To the friend who only thinks about themselves now,
I understand that your life is fun and interesting. You're young, fulfilling your accomplishments, and succeeding in almost every aspect of your life. Honestly, I could not be more proud and excited for what your future holds.
At one point in time, we used to share everything. Whether it was about our latest love interest, our coursework, or the updates on our favorite T.V. shows, the conversation used to never stop.
However, since you have started accomplishing so much, you have stopped caring about my life.
I'm not a narcissistic individual. It's not that I want to talk about my life every single chance that I get. But it would be nice if you would ask me anything about how my life is going.
You got into that school you applied to? Congratulations, that makes me really happy!
Oh, you're struggling in a class? That's really horrible, I wish you all the success you want.
All of these comments are genuine. I mean every single word I say to you.
But it would be wonderful if you would take a break during the hour we talk to ask me how my life is going. I would be ecstatic if you took a moment to inquire about how my health is and when I leave for my internship.
With all of this being said, though, I'm not going to lie: I'm done being your friend.
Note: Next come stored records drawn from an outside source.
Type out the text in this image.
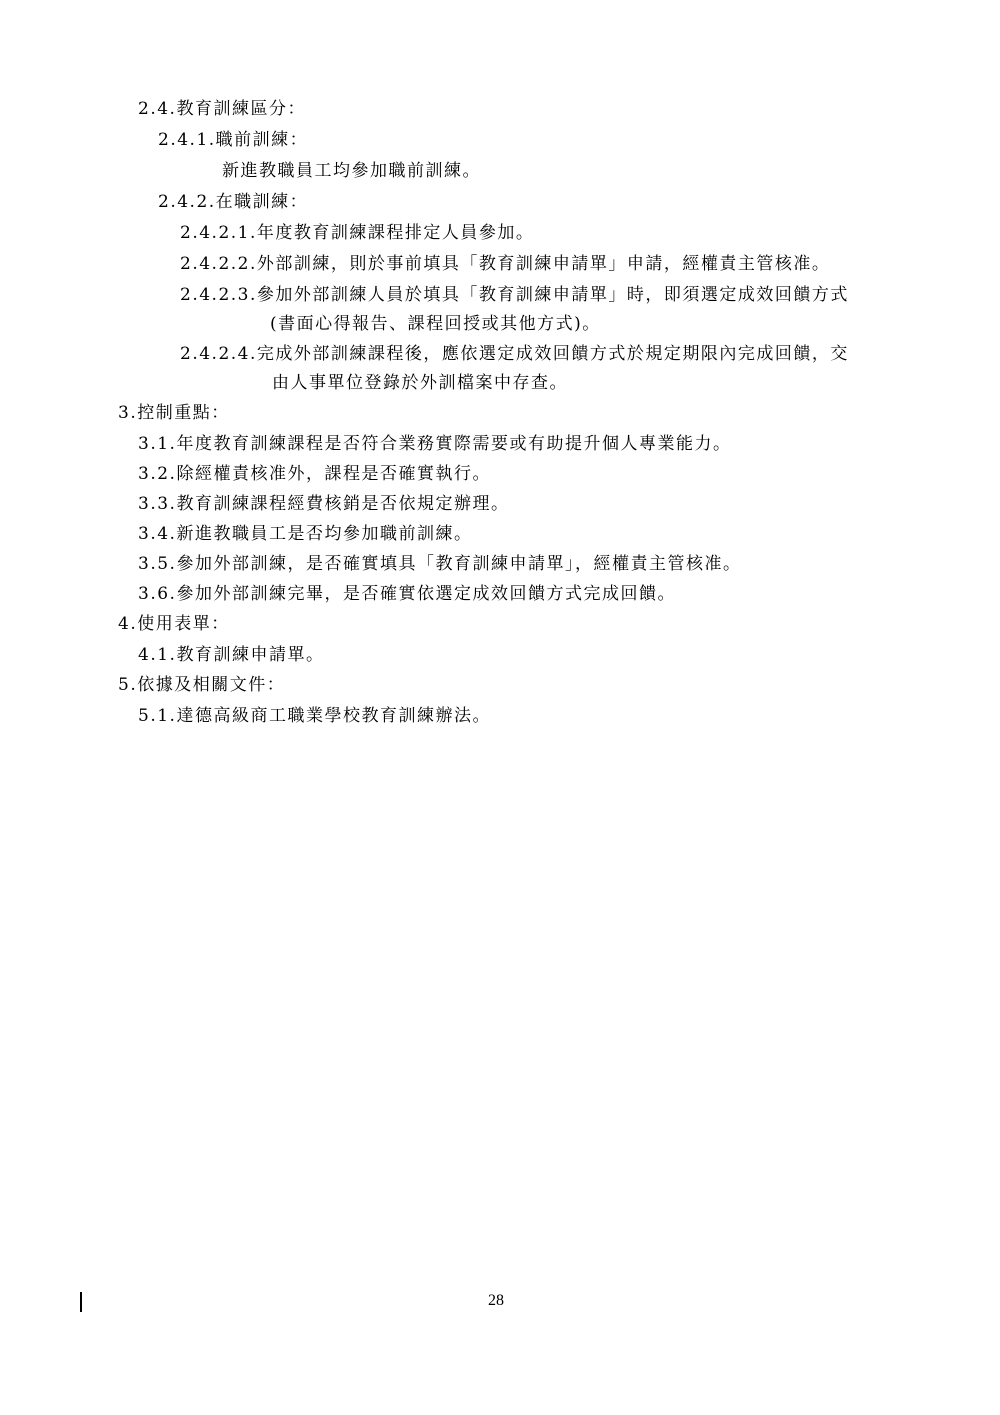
2.4.教育訓練區分：
2.4.1.職前訓練：
新進教職員工均參加職前訓練。
2.4.2.在職訓練：
2.4.2.1.年度教育訓練課程排定人員參加。
2.4.2.2.外部訓練，則於事前填具「教育訓練申請單」申請，經權責主管核准。
2.4.2.3.參加外部訓練人員於填具「教育訓練申請單」時，即須選定成效回饋方式
(書面心得報告、課程回授或其他方式)。
2.4.2.4.完成外部訓練課程後，應依選定成效回饋方式於規定期限內完成回饋，交
由人事單位登錄於外訓檔案中存查。
3.控制重點：
3.1.年度教育訓練課程是否符合業務實際需要或有助提升個人專業能力。
3.2.除經權責核准外，課程是否確實執行。
3.3.教育訓練課程經費核銷是否依規定辦理。
3.4.新進教職員工是否均參加職前訓練。
3.5.參加外部訓練，是否確實填具「教育訓練申請單」，經權責主管核准。
3.6.參加外部訓練完畢，是否確實依選定成效回饋方式完成回饋。
4.使用表單：
4.1.教育訓練申請單。
5.依據及相關文件：
5.1.達德高級商工職業學校教育訓練辦法。
28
No, I won't stop talking to you if you reach out to me. No, I won't ignore you if you're going through a rough time and you need someone to vent to.
My problem is that you stopped caring about me and only cared about showing people your successes. I can't tell you anything about my life anymore without being ignored. It's all about you, you, you.
If you want me to still be your friend, take the time to ask about me. Reach out to me instead of me always reaching out to you.
You may be wondering, "Why does she think I'm like this? I haven't noticed anything unusual!"
That's because you're blind to it. Your ego became overwhelmingly inflated when you began succeeding so much and so often. You've lost every ounce of humbleness that you used to have.
Maybe that's harsh. But I don't believe that anyone has had the gall to go ahead and tell you the truth.
I'm sorry if that hurt your feelings. However, my feelings have been destroyed in the past year every single time I've tried reaching out to you.
You used to be one of my best friends.
Now you're just the selfish, egotistical shell of the friend I used to have.